Thursday, January 4, 2001

GENEVA The United Nations is evaluating its role in Kosovo in the face of assessments that the rebellious Serbian province will remain an international problem for years to come.

The area freed from Serbian control by Western military action 18 months ago has been described in some U.N. documents as “a cripple whose leadership is short of talent and honesty.”

In some of his most recent statements, Bernard Kouchner, the departing U.N. administrator of the province, stressed that above all, the world should understand that “Kosovo is not a Yugoslav but an international problem.”

“If Europe is to be stable, it will need a stable Balkans, and the stability of the Balkans depends on Kosovo,” he said.

He sees the province inhabited mainly by ethnic Albanians, known as Kosovars, as a long-term U.N. “protectorate” administered by a succession of temporary officials, many of whom lack qualifications for the task.

Mr. Kouchner was named high representative of the U.N. secretary-general in July 1999. A former French minister of health and co-founder of the charity organization Doctors Without Borders, Mr. Kouchner is credited with establishing “substantial foundations” for Kosovo’s autonomy.

He will be replaced Jan. 15 by Danish Defense Minister Hans Kaekkerup.

In a recent conversation, Mr. Kouchner pointed out that Kosovo’s independence in the long term is inevitable and that sooner or later it will be accepted by the Serbs, many of whom still consider the province to be Serbia’s historic heartland.

At the same time, he said that he did not believe in Kosovo’s viability on its own but only in a federation with one of its neighbors.

Apparently some Kosovar leaders believe in the possibility of such a federation with Montenegro, a maverick Yugoslav republic trying to disengage itself from Serbia.

Diplomats see myriad obstacles in the path of a union between Christian Orthodox Montenegrins and predominantly Muslim Kosovars. To Mr. Kouchner, religious feelings play no significant role in the fragmented remnants of Yugoslavia.

He does, however, consider the possibility of a drawn-out tug-of-war between Serbs and Kosovars, unlikely to be attenuated by international efforts.

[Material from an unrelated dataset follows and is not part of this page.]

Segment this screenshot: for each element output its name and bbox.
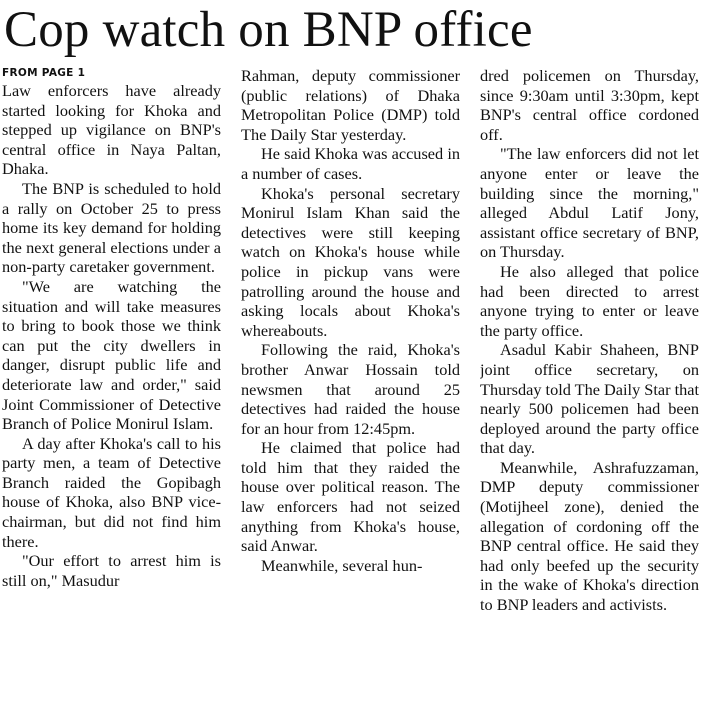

“Kosovo’s reality is violence,” he said last week. “I do not excuse it, but am merely warning that we must not rush, the wounds are not healed and not all mass graves have been opened. Extremists on both sides are still active.”

Other diplomatic assessments concur, pointing out that at this time the Balkans are faced with continuing hostility between Serbs and Kosovars.

Mr. Kouchner said he deplored the speed with which the international community rushed to embrace the Serb government following the fall of President Slobodan Milosevic and the re-establishment of a democratic system there.

“For the Kosovo Albanians, nothing has changed,” he told the Paris daily Le Figaro earlier. “We are happy that there is no more Milosevic, but the Albanians [of Kosovo] still regard the situation in colonial terms. They are all in favor of independence.”

From the legal point of view, Kosovo is still a province of Serbia, although Serbian authorities function only in a few areas inhabited by an ethnic Serbian population.